Auditless’tan Strateji Analisti Lukasinho, Satoshi’nin bir hata yapmadığını savunuyor. Bitcoin’in amacından saptığını, yeterli işlem aktivitesine sahip olmadan değer saklama aracı haline geldiğini düşünüyor.
“Satoshi hata yapmadı; aksine, topluluk onun vizyonundan saptı. BTC, aktif bir şekilde kullanılan ve işlem ücretleri oluşturan dijital nakit olarak hizmet etmek üzere tasarlanmıştı — yalnızca cüzdanlarda duran spekülatif bir ‘evcil taş’ değildir,” diye belirtti Lukasinho.

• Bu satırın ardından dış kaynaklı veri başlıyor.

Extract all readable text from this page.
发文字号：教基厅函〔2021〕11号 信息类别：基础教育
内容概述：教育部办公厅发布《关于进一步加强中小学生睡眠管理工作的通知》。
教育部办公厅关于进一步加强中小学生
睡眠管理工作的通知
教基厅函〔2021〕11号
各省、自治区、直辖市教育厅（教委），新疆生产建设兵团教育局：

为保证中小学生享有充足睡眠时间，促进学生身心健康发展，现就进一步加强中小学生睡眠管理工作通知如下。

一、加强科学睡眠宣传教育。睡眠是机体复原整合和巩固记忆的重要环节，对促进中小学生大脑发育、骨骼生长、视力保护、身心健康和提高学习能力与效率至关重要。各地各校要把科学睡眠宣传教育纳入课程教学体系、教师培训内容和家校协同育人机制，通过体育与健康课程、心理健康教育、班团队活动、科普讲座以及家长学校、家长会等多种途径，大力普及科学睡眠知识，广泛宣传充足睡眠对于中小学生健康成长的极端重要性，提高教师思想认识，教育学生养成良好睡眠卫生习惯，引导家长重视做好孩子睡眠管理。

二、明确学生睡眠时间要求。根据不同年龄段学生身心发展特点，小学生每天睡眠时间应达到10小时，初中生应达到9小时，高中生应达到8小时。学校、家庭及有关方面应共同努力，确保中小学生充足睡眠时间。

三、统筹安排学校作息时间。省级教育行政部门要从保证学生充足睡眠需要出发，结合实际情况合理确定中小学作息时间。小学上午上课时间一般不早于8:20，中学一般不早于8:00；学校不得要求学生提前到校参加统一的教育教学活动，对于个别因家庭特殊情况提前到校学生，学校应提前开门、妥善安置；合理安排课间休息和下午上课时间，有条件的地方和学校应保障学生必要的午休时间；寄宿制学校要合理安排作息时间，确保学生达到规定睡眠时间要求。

Ayrıca, kuantum bilgisayar tehditleri gibi öngörülemeyen faktörler hakkında da ek düşünceler gündeme gelmektedir. %51 saldırısının olasılığı çok düşük gibi görünse de, uzmanlar giderek artan şekilde, kuantum yeteneklerinin Bitcoin’in kriptosunu tehdit edebileceğini, bu yüzden sağlam ve geleceğe dönük güvenlik önlemlerinin geliştirilmesi gerektiğini uyarıyorlar.
Sonuç
Kısacası, Bitcoin, güvenlik modelinin belirgin zayıflıklarla karşı karşıya olduğu kritik bir eşikte duruyor. İşlem ücretlerindeki düşüş, gerçek bir tehdit oluşturuyor ve PoW modelinin sürdürülebilirliği konusundaki soruları gündeme getiriyor. Topluluk, önerilen çözümleri değerlendirirken, uzun vadeli etkilerini dikkatlice gözden geçirmesi gerekiyor. Zamanında ve düşünceli bir eylem olmaksızın, Bitcoin, geleceğini şekillendirebilecek zorluklarla yüzleşebilir.